SAINT LUCIA’S CELEBRATIONS
They are musical brothers who can dance, act and sing. When their energies combine, creativity abounds. Subance and Mighty! The two have taken St. Lucia by storm with their head spinning and eye-popping contributions to the controversial new genre of music called the Dennery segment or Lucian kuduro. A blend of dancehall, soca and zouk with local solo and sewenal at its core, Dennery segment reportedly began in the 1990s with artistes like Yardie, Alley Kat, Shepp Dawg and Crocodile.
Subance, whose real name is Gervan Janvier and Mighty, Nevin Alexander, are both keen entertainers. Subance, the elder of the duo started performing at the age of 7 while Mighty started when he was 10. Dennery-born and bred, the two were always deeply embedded in the village culture of solo, the La Rose and La Maguerite festivals, and of course jounen kwéyòl – all of which have at their core a culture which revels dance, theatre and pure, unadulterated creole.
The genre is however receiving serious flak because of its crudeness, focus on the sensual and the lewd gyrations it provokes. Interestingly, a more honest depiction of the issue at hand can be reached through a focus on the effect of word choices available on our communication spectrum in St Lucia which is multilingual. Buttocks (standard English), bum bum (St. Lucian English dialect), bonda/fès (St. Lucian creole) and tjou (St. Lucian creole expletive) all refer to the same thing, but each evokes a picture and reaction that are vastly different to the Saint Lucian mind. And so it is that Dennery Segment stars are often scolded and shamed for the vulgarity and raw descriptions in their lyrics by those of us with more sensitive minds and ears. The result, willingly or grudgingly has been a noticeable toning down of songs penned by the creative, innovative writers over the years, in turn producing calmer but fortunately no less popular songs, which drive young and ‘shameless’ older folks wild!
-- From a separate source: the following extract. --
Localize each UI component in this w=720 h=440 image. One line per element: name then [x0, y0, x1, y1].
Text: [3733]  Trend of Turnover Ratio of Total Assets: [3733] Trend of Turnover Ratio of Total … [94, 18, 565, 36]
Asked if they are conscious of the reach of their music, particularly with the youth, and their status as role models, the two young men disclose that they are aware but are also humbled by this fact. When asked to comment on the focus and portrayal of women in Dennery segment songs, the two exchange knowing looks and explain that they only rap about what they see out there. Subance expounds that there is a time for everything and that their music specifically aims to liven up party atmospheres, and since the only way a party is livened up is with lots of girls, one can understand why girls (what they do, who they are) is the central focus of their songs. Subance, whose father lives overseas, was raised by his mother and has two sisters. In his own words, his mother is his Queen. He states categorically that he has a great amount of respect for women. Mighty too, expresses similar sentiments. In his case, he was raised by his father since his mother passed away when he was 12. His father has had to play both roles and this has made Mighty appreciate exactly how much mothers or women mean in society.
Subance, avidly pursued acting, football and cricket growing up and exuded great skill in each area. Mighty loves books and developed a passion for Architecture and Building Engineering in which he got an Associate’s Degree. What does the future hold for the two young artists, evidently significantly endowed with musical intelligence and budding embodiments of Saint Lucian culture?
One thing is for certain: gyrate to their music or turn red at their lyrics, these young men are talented and indisputable front runners in the growing circle of artistes who are carving a niche on our musical scene, producing work indigenous to our culture which unites St. Lucians at home and abroad in moments of cultural appreciation, nostalgia and celebration. Hopefully, in the years to come these rough diamonds will be led to shine and increase in value through constructive criticism, expert guidance and increasing financial support.